The numbers do not lie. The Taoiseach talks about innovation and entrepreneurship.

A question, please.

The Taoiseach let the Web Summit go to Portugal and has invested nothing extra in education.

The Social Democrats proposed a budget using exactly the same fiscal space.

Could you put your question, please?

Rather than investing €24 million, we were able to propose a €200 million investment. That is investment in education, our children and higher education. I will ask the Taoiseach again, given that he ignored the question.

Do not ignore the Chair.

The Taoiseach had a choice. Although he said the resources were not available, €1.5 billion was available.

I ask the Deputy again not to ignore the Chair. Could you put your question?

Of the available resources of €1.5 billion, why did the Taoiseach allocate 25 times more out of the available resources to a tax cut aimed at the election than he invested in the entire education system?

It is Government policy. Governments make decisions. The universal social charge was a brutal instrument introduced by a Fianna Fáil Government. We have agreed that, if re-elected, we will abolish it over the coming four or five years.

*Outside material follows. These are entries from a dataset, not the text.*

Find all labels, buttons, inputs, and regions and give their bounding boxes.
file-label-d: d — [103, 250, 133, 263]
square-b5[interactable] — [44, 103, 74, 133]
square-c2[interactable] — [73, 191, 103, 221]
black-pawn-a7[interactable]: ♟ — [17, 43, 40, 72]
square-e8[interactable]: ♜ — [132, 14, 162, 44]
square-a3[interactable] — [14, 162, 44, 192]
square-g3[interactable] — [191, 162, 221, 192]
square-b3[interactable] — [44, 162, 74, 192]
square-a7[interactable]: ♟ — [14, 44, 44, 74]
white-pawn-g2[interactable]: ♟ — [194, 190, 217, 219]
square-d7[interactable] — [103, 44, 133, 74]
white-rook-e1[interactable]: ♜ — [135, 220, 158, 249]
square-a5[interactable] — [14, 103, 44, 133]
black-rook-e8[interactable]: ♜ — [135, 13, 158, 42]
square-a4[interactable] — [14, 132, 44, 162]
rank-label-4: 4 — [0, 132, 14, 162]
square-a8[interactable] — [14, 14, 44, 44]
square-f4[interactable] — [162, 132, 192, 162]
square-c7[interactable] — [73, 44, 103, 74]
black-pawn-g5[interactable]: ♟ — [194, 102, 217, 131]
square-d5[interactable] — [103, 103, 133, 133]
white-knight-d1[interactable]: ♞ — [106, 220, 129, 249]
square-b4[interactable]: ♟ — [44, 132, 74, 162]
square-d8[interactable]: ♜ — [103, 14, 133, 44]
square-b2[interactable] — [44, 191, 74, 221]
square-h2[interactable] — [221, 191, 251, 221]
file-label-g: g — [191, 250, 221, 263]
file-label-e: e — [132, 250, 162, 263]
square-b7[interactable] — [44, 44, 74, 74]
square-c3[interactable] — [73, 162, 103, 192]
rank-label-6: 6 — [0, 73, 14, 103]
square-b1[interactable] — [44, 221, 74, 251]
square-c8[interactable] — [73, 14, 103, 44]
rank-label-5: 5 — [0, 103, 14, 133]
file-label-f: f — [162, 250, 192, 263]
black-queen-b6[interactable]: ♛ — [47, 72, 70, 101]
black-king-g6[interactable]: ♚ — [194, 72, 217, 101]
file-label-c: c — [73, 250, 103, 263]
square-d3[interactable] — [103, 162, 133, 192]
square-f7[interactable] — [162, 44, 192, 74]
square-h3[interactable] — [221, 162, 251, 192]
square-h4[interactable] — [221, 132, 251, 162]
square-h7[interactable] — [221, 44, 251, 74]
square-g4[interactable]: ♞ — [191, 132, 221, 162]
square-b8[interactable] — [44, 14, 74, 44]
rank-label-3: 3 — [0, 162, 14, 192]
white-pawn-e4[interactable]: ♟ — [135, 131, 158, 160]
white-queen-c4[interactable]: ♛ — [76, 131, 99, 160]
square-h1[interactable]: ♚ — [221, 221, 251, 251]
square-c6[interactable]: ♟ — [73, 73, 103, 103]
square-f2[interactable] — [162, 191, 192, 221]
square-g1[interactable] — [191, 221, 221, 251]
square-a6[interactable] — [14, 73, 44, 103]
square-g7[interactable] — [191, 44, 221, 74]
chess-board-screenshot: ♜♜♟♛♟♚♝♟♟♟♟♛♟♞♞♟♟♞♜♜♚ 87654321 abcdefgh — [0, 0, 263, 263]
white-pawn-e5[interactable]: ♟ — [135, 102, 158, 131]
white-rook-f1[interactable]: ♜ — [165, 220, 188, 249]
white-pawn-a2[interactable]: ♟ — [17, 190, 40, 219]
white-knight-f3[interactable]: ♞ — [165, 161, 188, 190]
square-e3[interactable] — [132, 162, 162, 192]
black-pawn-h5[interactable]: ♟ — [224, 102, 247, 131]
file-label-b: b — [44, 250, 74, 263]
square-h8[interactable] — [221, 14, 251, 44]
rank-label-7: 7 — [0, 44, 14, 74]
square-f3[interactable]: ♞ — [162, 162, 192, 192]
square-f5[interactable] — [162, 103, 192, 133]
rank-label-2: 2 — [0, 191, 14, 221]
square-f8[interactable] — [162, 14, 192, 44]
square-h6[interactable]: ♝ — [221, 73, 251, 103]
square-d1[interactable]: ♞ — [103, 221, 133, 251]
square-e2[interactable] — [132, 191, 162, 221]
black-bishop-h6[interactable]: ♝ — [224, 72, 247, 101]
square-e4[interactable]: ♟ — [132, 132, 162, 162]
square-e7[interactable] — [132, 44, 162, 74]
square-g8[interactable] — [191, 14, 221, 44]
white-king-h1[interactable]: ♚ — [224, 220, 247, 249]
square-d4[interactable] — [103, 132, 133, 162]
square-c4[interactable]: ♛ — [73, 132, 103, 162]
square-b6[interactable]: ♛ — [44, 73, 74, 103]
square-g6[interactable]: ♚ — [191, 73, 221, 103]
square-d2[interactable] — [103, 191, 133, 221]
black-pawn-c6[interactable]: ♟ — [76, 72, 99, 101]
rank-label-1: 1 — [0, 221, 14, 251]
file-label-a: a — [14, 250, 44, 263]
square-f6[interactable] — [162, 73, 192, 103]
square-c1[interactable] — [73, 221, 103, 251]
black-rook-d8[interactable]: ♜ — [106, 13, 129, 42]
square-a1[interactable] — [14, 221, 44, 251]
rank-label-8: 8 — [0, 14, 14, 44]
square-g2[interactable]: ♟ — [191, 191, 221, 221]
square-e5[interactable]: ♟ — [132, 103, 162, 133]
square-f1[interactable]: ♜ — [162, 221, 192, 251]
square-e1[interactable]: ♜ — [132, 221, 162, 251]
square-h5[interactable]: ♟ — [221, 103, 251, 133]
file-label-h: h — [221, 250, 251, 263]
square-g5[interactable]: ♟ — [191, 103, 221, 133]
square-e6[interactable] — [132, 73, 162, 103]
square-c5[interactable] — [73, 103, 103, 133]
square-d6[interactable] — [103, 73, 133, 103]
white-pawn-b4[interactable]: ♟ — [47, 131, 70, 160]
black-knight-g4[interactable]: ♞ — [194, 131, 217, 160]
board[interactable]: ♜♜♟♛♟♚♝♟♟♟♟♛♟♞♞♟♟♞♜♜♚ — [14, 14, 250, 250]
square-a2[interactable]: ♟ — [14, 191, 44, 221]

Like universal health insurance five years ago.

Last year, when the Government made a decision to reduce the tax burden on people, the spend began to increase out through the community. We broadened the tax base by having property charges and water contributions. The more people are working, the less tax they pay and the greater the opportunity to deal with the social challenges we have. The figures do not lie. This is why interest rates have fallen from 15% to less than 2%. This is why unemployment has decreased from 15.2% to 9.4%.

What about forced emigration?

This is why we have beaten the deficit targets every year since the Government was elected and our national debt is approaching European norms and will continue to do so in the time ahead. This is why more than 125,000 new jobs have been created. This is why the Government made its decision. The tax level was too high. It is the first time since 2009 that the tax burden is less than 50%. If the people want a continuation of this, they can vote for it in due course.

I discussed the Web Summit. The organisers made their choice. It was a commercial decision. We are disappointed and we hope they return. The Deputy mentioned growing class sizes. It is why the Government decided to reduce the pupil-teacher ratio at both primary and secondary level. The Minister will announce a capital programme to abolish prefabs and construct new buildings in order that teachers can do their best to meet the demands of so many firms and opportunities that lie ahead.